A very warm welcome to you who are reading this!

I am Holly Wissler, ethnomusicologist, music lecturer at Texas State University and tour leader in Cusco, Peru. This website is about my current project from the heart – a documentary about my adopted deaf son, Dante, from the Quechua community of Q’eros in the high Andes of Peru, where I was immersed in their indigenous musical rituals for years during my PhD research. 

It broke my heart that Dante had to leave his home country of Peru to receive an education beyond elementary school, which catalyzed me to make this documentary about the lack of language access, deaf education and rights in Peru. We show twenty years of Dante’s story, how he moved from marginalized and unsocialized in his community into awakening and connection with the world. This documentary is about our unexpected path of love and commitment together, and the unforeseen profound life changes we experienced both as individuals and mother and son. I invite you to please read on.

Summary

A multicultural-international story twenty years in the making.
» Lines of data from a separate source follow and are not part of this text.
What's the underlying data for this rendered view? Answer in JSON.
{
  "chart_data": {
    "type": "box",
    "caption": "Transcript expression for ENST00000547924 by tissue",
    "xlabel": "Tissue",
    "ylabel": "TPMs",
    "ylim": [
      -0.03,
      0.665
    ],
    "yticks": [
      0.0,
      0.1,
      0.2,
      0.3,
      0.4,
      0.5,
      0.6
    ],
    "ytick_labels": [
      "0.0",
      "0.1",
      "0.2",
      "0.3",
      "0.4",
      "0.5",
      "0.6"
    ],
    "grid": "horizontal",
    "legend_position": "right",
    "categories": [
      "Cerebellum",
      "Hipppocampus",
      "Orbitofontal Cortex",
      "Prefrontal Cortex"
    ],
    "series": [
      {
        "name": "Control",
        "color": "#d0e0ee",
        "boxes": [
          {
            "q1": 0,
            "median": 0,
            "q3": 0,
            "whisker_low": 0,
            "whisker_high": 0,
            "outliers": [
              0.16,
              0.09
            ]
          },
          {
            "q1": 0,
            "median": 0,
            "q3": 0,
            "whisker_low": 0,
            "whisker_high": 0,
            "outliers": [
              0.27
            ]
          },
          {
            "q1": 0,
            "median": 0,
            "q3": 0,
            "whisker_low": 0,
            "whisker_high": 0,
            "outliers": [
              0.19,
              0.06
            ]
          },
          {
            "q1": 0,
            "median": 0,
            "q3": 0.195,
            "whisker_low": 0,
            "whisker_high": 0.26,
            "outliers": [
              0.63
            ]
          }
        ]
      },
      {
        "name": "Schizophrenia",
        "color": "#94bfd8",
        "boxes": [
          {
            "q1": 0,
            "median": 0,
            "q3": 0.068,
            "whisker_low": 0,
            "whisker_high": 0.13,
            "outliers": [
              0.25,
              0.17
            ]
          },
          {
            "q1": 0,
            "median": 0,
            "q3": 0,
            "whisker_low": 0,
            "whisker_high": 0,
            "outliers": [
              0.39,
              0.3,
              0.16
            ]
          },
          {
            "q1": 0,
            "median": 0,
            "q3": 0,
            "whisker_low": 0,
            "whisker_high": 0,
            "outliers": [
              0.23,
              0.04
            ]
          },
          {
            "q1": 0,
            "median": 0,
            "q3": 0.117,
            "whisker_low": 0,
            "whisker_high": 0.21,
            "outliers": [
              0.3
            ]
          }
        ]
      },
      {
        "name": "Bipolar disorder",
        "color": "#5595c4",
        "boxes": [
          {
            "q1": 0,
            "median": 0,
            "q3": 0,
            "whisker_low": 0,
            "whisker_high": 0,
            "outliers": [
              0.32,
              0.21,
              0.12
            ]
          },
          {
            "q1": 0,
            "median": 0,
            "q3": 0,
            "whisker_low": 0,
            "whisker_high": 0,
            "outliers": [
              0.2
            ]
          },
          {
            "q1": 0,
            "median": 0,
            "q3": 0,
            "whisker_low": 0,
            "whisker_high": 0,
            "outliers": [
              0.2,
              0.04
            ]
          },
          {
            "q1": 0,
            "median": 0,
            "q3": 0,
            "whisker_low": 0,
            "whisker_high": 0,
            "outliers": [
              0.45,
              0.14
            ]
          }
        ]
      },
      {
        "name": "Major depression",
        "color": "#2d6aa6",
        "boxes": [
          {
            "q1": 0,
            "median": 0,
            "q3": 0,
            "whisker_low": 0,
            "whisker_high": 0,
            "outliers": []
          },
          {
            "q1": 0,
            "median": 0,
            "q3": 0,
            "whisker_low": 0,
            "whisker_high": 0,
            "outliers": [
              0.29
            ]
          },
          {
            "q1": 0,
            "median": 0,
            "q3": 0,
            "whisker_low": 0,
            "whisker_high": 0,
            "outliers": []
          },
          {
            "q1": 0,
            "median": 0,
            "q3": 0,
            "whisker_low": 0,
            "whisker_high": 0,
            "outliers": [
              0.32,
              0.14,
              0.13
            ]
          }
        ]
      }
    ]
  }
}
Dante, born deaf and growing up unsocialized and marginalized in his indigenous Quechua community of Q’eros, awakens into humanity as he begins to learn Peruvian sign language at age eight. Holly is an American ethnomusicologist who becomes intimately involved with Dante’s family initially through music research, and then unexpectedly through the adoption of her godson Dante, the ensuing challenges, and her discovery of the deaf experience. “Dante’s Story” tracks twenty years of intimate and endearing home footage, personal and educational struggles, trekking the Andes, and immigration to the U.S. The documentary illuminates the basic right of communication and education, and how Dante and Holly enter unforeseeable depths of personal experience and compassion because of their unusual union and commitment to one another.
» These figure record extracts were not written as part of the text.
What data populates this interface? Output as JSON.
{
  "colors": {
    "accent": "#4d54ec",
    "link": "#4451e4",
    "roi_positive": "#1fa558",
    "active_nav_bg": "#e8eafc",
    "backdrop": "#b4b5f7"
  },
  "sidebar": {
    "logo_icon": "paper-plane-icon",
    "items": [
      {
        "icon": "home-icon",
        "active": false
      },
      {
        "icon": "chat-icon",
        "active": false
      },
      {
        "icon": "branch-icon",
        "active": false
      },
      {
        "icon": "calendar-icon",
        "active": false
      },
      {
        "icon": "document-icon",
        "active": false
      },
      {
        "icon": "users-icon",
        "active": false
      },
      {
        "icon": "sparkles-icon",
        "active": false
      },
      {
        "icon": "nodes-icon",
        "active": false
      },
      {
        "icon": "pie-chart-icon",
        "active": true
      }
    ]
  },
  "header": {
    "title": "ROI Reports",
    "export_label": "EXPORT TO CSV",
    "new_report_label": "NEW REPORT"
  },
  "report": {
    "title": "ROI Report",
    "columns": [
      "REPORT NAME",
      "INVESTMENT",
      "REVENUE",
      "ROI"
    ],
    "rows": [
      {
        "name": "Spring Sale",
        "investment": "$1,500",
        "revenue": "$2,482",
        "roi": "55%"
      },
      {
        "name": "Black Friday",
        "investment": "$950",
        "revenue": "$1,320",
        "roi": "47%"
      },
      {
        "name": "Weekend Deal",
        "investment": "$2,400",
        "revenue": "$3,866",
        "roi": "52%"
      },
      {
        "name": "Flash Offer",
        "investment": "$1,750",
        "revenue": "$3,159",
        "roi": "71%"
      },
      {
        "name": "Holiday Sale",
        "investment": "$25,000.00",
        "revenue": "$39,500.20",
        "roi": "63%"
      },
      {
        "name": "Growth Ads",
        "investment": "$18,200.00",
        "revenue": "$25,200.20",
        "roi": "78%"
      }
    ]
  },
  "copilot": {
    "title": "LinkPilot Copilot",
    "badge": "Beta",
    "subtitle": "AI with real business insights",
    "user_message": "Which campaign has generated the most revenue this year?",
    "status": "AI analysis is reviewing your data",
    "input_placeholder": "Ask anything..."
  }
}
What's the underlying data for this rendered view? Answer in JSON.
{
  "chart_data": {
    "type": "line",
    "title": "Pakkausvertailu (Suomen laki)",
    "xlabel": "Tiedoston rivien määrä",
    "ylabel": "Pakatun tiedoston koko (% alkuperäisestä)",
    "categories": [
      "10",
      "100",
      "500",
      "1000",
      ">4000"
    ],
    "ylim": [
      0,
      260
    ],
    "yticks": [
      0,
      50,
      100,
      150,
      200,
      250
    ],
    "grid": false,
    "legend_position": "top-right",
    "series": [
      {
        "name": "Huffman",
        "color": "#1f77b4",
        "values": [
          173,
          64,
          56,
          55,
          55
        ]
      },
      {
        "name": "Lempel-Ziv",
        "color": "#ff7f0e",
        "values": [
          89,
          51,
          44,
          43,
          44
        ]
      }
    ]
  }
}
The documentary spans from 2003 to the present day, from rural and urban Peru to the United States. Through personal stories and expert opinions by both deaf and hearing, this documentary’s goals are to engender awareness about: the deaf experience in indigenous and citified Peru; the lack of deaf rights; parents’ processes of denial, acceptance, and full support; adoption and immigration; and particularly profound life change on a personal level. All issues are translatable beyond Peru.